Противник явно находился в более выгодных условиях. Единственным преимуществом красных было то, что они ещё не обнаружили себя, и враги, повидимому, не подозревали об их близости.
Этот единственный шанс на успех командир красных и намеревался использовать. Он принял решение атаковать и атаковать немедля. Победу могли принести теперь только быстрота и внезапность нападения. Глебка вскочил на ноги, вынырнул из-за кустов, метнул гранату и ринулся к Горелок сосне, крича на весь лес:
— Бей камманов! Кончай гадов!
Он бежал вперёд, не оглядываясь, уверенный в том, что бойцы следуют за ним по пятам. И он не ошибался. Атака развёртывалась дружно и стремительно. Бойцы бежали в рост, прыгая через кочки и крича:
— Ура-а-а! Бей камманов!
Спустя минуту к громким крикам бойцов приметался заливистый собачий лай, и впереди атакующей цепи оказался довольно крупный густошёрстный пёс. Острые уши пса торчали кверху. Взлаивая на бегу, пёс вскидывал вверх морду и скалил зубы, словно смеялся. Суета и воинственные крики, видимо, нравились ему. Он первым ворвался в лагерь врага и стал носиться между пней, хватая за штаны и атакующих и обороняющихся.

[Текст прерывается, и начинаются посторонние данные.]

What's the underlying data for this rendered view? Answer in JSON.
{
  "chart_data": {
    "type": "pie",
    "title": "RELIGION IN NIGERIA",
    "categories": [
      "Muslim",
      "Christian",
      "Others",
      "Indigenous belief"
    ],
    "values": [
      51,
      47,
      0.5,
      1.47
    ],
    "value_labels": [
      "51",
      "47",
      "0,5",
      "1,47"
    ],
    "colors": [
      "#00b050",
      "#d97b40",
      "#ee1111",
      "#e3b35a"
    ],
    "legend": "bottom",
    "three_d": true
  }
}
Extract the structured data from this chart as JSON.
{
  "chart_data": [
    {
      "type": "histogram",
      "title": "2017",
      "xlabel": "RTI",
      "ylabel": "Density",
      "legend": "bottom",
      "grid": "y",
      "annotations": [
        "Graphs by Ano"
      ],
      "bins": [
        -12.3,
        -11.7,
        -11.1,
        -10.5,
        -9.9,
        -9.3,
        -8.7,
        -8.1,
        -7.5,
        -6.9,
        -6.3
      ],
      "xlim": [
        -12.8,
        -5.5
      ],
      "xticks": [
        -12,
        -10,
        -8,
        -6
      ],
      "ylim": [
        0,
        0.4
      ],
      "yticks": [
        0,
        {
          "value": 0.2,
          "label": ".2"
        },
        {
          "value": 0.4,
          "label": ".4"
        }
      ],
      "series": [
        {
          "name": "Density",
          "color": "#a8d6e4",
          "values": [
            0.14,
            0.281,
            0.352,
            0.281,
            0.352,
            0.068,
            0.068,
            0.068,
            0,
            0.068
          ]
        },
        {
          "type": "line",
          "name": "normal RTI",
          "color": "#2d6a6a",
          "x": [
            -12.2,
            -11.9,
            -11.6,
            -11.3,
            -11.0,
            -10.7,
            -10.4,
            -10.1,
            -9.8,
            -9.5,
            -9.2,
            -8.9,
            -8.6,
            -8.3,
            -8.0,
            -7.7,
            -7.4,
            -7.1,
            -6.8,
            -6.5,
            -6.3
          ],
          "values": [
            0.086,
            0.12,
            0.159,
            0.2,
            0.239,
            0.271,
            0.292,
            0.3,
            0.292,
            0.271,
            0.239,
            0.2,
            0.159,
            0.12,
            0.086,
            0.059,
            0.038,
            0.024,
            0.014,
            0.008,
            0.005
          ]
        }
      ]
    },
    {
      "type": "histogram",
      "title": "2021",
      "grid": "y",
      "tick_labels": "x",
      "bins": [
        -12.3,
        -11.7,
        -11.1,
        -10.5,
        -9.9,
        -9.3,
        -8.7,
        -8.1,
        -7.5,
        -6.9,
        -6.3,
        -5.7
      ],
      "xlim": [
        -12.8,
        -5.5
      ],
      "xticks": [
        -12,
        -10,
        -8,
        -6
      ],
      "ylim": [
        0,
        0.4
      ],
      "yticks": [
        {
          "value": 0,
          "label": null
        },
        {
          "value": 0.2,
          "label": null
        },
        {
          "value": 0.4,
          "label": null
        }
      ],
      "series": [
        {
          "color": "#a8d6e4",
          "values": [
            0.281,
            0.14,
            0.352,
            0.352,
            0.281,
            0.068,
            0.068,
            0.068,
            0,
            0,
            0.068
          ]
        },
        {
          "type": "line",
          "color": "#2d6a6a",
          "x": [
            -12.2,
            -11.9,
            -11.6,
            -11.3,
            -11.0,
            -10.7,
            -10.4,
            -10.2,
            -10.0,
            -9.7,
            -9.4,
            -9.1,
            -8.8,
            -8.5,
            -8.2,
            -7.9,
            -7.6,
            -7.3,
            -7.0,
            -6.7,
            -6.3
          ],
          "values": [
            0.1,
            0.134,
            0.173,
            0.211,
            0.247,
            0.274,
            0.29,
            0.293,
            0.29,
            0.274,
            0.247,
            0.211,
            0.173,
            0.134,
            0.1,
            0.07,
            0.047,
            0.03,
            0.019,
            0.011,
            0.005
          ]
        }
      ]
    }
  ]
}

Никто, однако, не обращал на пса никакого внимания. Все поглощены были разгорающимся боем. Впрочем, бой потух, не успев как следует разгореться. Командующий силами интервентов, которые защищали позиции у Горелой сосны, вскочил на ноги и закричал на чистейшем русском языке, даже окая по-архангельски:
— Это всё неправильно. Я так боле не стану.
Командир отряда красных, занёсший было шашку над головой врага, закричал, с досадой опуская оружие:
— Как так не станешь? Чего это неправильно?
— Ещё бы правильно, когда вас вона семеро, а у меня того и всего, что один Минька. Хитры тоже.
Говоривший повернулся к своему отряду интервентов, состоявшему из девятилетнего Миньки, и скомандовал:
— Собирай, давай, гранаты. Боле не воюем.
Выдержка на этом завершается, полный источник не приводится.